Even as blockchain technology promises to cause significant changes in banking and financial services, it also promises to open new doors to financial inclusion for some 2 billion people around the world – transforming lives and economies in the process.
Blockchain is the technology that drives cryptocurrencies like Bitcoin. It works in a way that allows direct, peer-to-peer transactions without traditional intermediaries like banks. That makes it a major boon to those without access to a financial infrastructure to establish savings accounts, debit and credit cards or payment systems – or, in other words, half the world’s adult population.
Even a basic bank account, the World Economic Forum reports, will raise a person’s standard of living as the ability to save ultimately translates into the ability to borrow to finance an education, a business or a home.
But while blockchain can remove some of the barriers to bankability, Bo Zou, a Toronto-based digital user experience specialist, cautions that there’s more to solving the issue. “What is missing from the equation is the means of making blockchain-driven financial systems accessible,” Toronto’s Bo Zou says.
The growth of mobile device use makes that issue easier to address.

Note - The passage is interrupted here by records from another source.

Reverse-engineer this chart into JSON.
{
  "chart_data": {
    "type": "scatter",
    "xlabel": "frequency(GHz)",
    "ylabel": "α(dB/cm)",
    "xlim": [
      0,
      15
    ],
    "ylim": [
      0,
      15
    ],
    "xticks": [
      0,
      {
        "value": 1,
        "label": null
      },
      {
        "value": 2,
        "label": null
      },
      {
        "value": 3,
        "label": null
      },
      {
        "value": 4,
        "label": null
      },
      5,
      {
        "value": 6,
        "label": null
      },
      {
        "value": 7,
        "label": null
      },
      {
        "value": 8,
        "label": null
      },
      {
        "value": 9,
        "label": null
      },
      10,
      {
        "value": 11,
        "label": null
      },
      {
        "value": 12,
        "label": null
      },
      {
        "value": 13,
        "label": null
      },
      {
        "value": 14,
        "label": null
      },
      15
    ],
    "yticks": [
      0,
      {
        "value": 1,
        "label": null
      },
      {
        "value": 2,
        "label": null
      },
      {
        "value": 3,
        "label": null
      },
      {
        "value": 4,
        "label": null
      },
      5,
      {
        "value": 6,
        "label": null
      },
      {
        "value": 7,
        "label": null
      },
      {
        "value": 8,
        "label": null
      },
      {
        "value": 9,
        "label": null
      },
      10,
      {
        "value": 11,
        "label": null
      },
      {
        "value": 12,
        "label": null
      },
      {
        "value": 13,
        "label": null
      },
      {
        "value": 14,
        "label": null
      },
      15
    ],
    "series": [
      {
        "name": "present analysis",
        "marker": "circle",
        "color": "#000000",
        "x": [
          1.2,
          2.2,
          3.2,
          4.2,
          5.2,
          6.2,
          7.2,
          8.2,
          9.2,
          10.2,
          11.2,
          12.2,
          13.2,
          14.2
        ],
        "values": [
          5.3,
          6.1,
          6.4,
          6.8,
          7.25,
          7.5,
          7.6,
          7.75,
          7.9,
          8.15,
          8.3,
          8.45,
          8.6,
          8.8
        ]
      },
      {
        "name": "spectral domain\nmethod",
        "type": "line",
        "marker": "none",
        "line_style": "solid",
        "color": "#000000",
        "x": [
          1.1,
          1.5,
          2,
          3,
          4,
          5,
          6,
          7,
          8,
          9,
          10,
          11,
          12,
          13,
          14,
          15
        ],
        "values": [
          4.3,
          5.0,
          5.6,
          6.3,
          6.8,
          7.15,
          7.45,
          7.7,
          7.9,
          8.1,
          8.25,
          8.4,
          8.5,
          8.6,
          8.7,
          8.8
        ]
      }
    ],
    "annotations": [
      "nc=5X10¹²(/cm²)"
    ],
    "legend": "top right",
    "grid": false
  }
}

Statistica reports that the number of mobile phone users around the globe should advance to over 5 billion by next year. But there’s still a digital divide. Even though smartphone adoption in developing nations had risen by 21 percent in 2013 to 37 percent, Pew Research Center shows, it’s far short of adoption in advanced economies.
Even so, mobile technology is bringing a substantial number of the previously unbanked into the financial system, even without blockchain. Sub-Saharan Africa, for example, accounts for vast numbers of people without cell or Internet service. But services like M-Pesa, launched in 2007 in Kenya to allow money transfers via text, are being replicated in sub-Saharan countries. Today, 61 percent of Kenyans with cell phones use them to make or receive payments – a worthy goal in parts of Africa still underserved.
Bo Zou points out that it’s not just smart phones and the cellular infrastructure that are necessary for blockchain-enabled access to the financial system. “Right now, the ecosystem is scattered,” he says. “We have a long way to go in building it up. No one really owns it now or knows how or where to start.”
He believes leadership is needed to advance accessibility on several fronts:
· Continued progress on expanding digital mobility, with affordable devices, easy and renewable energy sources to power them and enhanced Internet availability.
· Expanding awareness and deployment of blockchain technology, through education, new applications and crowdsourcing innovation.
· Driving the creation of a holistic, peer-to-peer financial ecosystem that rests such elements on easy point-of-sale systems, mobile payments, micro-loans and investments.
One of the biggest challenges, Bo Zou believes, comes down to the issue of user experience with a blockchain-driven banking system. “It’s going to take user experience design and thinking to bring this ecosystem together,” he says.
Bo Zou adds: “When you are talking about populations that are not well-educated or familiar with technology or banking, it’s absolutely essential to make technology easy to access and manage. We have a way to go to make this work. But we are moving forward fast.”